L'amende requise contre Amundi se décompose en deux: 30 millions retenus contre Amundi Asset Management et 8 millions contre Amundi Intermediation, la table de négociation du groupe, où les ordres d'opérations sont passés avant d'être exécutés par un courtier. Des avertissements disciplinaires ont également été émis par l'AMF.

Si l'amende requise était effectivement imposée, il s'agirait d'un record dans l'histoire de l'AMF. 

L'AMF a confirmé à l'AFP que le montant total requis contre les six mis en cause, soit 43,05 millions d'euros, est "le plus important demandé dans le cadre d'une procédure". Elle souligne que l'amende infligée en 2017 à Natixis Asset Management de 35 millions d'euros reste la plus importante prononcée à ce jour.
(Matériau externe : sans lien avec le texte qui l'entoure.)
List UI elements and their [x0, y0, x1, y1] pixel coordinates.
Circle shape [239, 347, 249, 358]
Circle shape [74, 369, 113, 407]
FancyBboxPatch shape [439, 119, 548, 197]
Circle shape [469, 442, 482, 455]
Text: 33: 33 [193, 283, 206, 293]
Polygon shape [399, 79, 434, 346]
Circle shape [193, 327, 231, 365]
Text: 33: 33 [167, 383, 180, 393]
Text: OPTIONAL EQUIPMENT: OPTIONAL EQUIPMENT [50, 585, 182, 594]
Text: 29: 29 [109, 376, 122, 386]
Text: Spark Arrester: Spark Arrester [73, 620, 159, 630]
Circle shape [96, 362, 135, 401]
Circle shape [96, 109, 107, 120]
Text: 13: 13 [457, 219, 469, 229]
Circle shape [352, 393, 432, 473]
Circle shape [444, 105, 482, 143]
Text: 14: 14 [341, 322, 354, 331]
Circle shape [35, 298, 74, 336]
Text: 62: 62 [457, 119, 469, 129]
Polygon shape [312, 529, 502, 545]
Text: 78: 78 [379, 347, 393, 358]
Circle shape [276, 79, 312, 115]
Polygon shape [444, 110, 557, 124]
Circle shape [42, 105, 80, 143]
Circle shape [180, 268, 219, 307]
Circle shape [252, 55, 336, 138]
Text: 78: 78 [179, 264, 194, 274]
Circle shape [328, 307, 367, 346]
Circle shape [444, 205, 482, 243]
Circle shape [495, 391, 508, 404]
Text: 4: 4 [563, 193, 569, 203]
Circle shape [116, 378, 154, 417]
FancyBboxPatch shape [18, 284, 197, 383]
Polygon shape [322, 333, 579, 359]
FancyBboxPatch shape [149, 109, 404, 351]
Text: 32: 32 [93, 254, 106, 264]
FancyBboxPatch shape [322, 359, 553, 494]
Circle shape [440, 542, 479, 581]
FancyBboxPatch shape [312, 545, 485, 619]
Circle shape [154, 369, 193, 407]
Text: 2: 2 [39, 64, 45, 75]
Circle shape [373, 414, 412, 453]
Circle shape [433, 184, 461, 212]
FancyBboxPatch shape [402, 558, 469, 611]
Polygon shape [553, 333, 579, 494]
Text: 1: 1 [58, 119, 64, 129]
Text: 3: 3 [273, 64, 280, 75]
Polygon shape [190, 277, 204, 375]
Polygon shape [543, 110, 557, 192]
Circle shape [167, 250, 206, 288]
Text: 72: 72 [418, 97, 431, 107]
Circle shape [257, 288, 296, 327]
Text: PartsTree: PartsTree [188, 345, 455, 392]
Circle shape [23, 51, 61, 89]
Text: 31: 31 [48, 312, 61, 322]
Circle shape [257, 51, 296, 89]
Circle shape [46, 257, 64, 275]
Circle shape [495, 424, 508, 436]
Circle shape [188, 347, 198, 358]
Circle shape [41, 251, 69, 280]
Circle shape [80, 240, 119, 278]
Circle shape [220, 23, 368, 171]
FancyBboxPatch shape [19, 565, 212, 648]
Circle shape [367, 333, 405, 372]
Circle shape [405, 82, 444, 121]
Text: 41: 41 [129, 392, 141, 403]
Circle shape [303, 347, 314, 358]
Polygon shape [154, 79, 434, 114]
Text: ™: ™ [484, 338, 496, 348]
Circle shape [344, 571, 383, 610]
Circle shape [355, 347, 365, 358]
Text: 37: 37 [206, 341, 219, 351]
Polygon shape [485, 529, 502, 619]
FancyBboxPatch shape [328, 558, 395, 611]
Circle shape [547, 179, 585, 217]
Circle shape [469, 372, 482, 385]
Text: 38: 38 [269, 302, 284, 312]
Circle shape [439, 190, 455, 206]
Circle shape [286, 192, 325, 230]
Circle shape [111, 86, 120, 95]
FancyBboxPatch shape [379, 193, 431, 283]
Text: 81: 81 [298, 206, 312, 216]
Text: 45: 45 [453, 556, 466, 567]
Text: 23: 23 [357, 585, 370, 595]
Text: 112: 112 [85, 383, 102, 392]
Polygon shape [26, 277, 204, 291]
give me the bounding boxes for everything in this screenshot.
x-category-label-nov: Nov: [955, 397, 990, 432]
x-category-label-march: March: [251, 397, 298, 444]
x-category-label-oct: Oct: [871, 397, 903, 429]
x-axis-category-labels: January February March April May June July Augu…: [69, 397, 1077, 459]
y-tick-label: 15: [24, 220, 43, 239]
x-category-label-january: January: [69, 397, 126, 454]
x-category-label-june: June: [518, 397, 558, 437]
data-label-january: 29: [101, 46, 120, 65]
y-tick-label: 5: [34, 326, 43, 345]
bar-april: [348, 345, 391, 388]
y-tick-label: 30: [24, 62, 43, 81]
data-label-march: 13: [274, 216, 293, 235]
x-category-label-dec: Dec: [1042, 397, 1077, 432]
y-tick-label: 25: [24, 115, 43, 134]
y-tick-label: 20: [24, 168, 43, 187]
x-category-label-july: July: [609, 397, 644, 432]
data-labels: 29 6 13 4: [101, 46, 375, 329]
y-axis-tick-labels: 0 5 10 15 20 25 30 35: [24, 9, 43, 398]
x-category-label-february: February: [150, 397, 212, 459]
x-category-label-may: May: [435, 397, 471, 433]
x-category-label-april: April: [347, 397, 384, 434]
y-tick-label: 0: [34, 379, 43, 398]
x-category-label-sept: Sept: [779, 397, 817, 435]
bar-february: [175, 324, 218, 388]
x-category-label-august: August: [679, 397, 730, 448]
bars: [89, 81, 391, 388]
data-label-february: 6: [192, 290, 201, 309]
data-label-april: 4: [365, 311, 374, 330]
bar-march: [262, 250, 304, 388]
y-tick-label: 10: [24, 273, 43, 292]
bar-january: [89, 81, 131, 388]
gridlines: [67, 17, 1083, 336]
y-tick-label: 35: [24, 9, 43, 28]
L'autorité a également réclamé des interdictions d'exercer des activités professionnelles dans le domaine de la finance et des amendes de 10.000 euros chacun aux deux anciens anciens salariés d'Amundi, et une amende de 30.000 euros contre l'ex-salarié de Tullet Prebon, tous licenciés depuis.

Ces sanctions sont calculées pour s'appliquer aux revenus désormais "limités" de ces trois accusés, les revenus annuels de l'ex-courtier de Tullet Prebon étant passés de plus de 754.000 euros à l'époque à 34.000 euros aujourd'hui, a expliqué le collège de l'AMF.

La décision de la Commission des sanctions sera divulguée d'ici quelques semaines.

Les encours gérés par Amundi atteignaient 1.755 milliards d'euros au 31 mars et le groupe a dégagé un bénéfice net de 297 millions d'euros au premier trimestre, en progression de 53,5% par rapport à la même période un an plus tôt.